Pregunta

I've tried a lot of different things and can't get the euro symbol to show. I'm using cURL to parse a page. The page is encoded in ISO-8859-1

<meta http-equiv="Content-Type" content="text/html; charset=iso-8859-1">

There's a euro symbol on the page and when I use

$curl_scraped_page = curl_exec($ch);

I just get a black diamond with a question mark inside.

I've seen a lot of questions and answers on this site that were related but they didn't really work.

EDIT : I've tried to use the following:

$curl_scraped_page = preg_replace('/charset=(.*)"/', 'charset="UTF-8"', $curl_scraped_page);

and

$curl_scraped_page = iconv('iso-8859-1', 'UTF-8', $curl_scraped_page);

and

$curl_scraped_page = utf8_encode(curl_exec($ch));

I guess another question is, to display the euro sign, do I need to use UTF-8 or ISO-8859-1?

EDIT2 : I've tried this:

echo "Encoding is $enc";
echo iconv($enc, "ISO-8859-1", $curl_scraped_page);

The result was:

Encoding is ISO-8859-1

but there were still no euro symbols. When I view the source of the page, it still shows the diamond question marks but when I click 'View' on the browser and change it to ISO-8859-1, the euro symbols appear.
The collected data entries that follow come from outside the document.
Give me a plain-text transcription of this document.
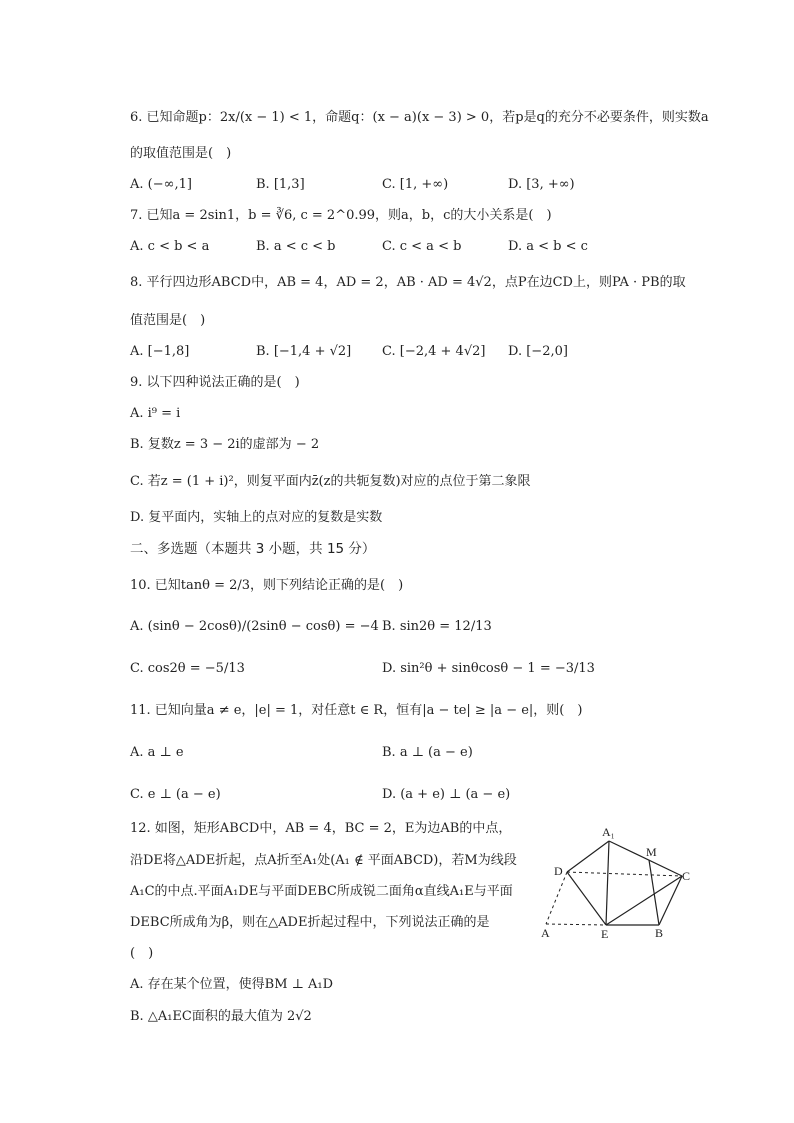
6. 已知命题p：2x/(x − 1) < 1，命题q：(x − a)(x − 3) > 0，若p是q的充分不必要条件，则实数a
的取值范围是(　)
A. (−∞,1]	B. [1,3]	C. [1, +∞)	D. [3, +∞)
7. 已知a = 2sin1，b = ∛6, c = 2^0.99，则a，b，c的大小关系是(　)
A. c < b < a	B. a < c < b	C. c < a < b	D. a < b < c
8. 平行四边形ABCD中，AB = 4，AD = 2，AB · AD = 4√2，点P在边CD上，则PA · PB的取
值范围是(　)
A. [−1,8]	B. [−1,4 + √2] C. [−2,4 + 4√2] D. [−2,0]
9. 以下四种说法正确的是(　)
A. i⁹ = i
B. 复数z = 3 − 2i的虚部为 − 2
C. 若z = (1 + i)²，则复平面内z̄(z的共轭复数)对应的点位于第二象限
D. 复平面内，实轴上的点对应的复数是实数
二、多选题（本题共 3 小题，共 15 分）
10. 已知tanθ = 2/3，则下列结论正确的是(　)
A. (sinθ − 2cosθ)/(2sinθ − cosθ) = −4 B. sin2θ = 12/13
C. cos2θ = −5/13	D. sin²θ + sinθcosθ − 1 = −3/13
11. 已知向量a ≠ e，|e| = 1，对任意t ∈ R，恒有|a − te| ≥ |a − e|，则(　)
A. a ⊥ e	B. a ⊥ (a − e)
C. e ⊥ (a − e)	D. (a + e) ⊥ (a − e)
12. 如图，矩形ABCD中，AB = 4，BC = 2，E为边AB的中点，
沿DE将△ADE折起，点A折至A₁处(A₁ ∉ 平面ABCD)，若M为线段
A₁C的中点.平面A₁DE与平面DEBC所成锐二面角α直线A₁E与平面
DEBC所成角为β，则在△ADE折起过程中，下列说法正确的是
(　)
A. 存在某个位置，使得BM ⊥ A₁D
B. △A₁EC面积的最大值为 2√2
A₁
M
D	C
A	E	B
So is it a browser issue?

¿Fue útil?

Solución 2

I set cURL to parse in ISO-8859-1 encoding, before I do the cURL parse

header('Content-Type: text/html; charset=iso-8859-1');
$curl_scraped_page = curl_exec($ch);

This means that it takes the Euro symbol in as it is on the page. Then when I echo the content with the Euro symbol, I don't have to worry about the encoding because I think it automatically formats to whichever encoding I'm using.

Otros consejos

Try to set the header for curl

$header[] = "Accept-Charset: ISO-8859-1,utf-8;q=0.7,*;q=0.7"; 
curl_setopt($ch, CURLOPT_HTTPHEADER, $header); 

its possible that curl make as default a "UTF-8" connection.

Edit:

What is when you convert it to iso with "utf8_decode" ?

PHP: curl_setopt

Just Apply htmlentities(curl_exec($ch)) This will not break at special characters

Just add the same meta Content-Type declaration to the webpage you're echo-ing the retrieved page on.

web browsers dont use the meta tag to determine the charset unless there is no http header present which declares the charset. It's the fallback, and most webservers specify the charset via http header, so meta tags are generally ignored in practice.

I'm saying: that page could be a different charset.

Check the http headers. Then declare you own page to match, again, via http headers, not the meta tag. Or convert the string to your preferred encoding.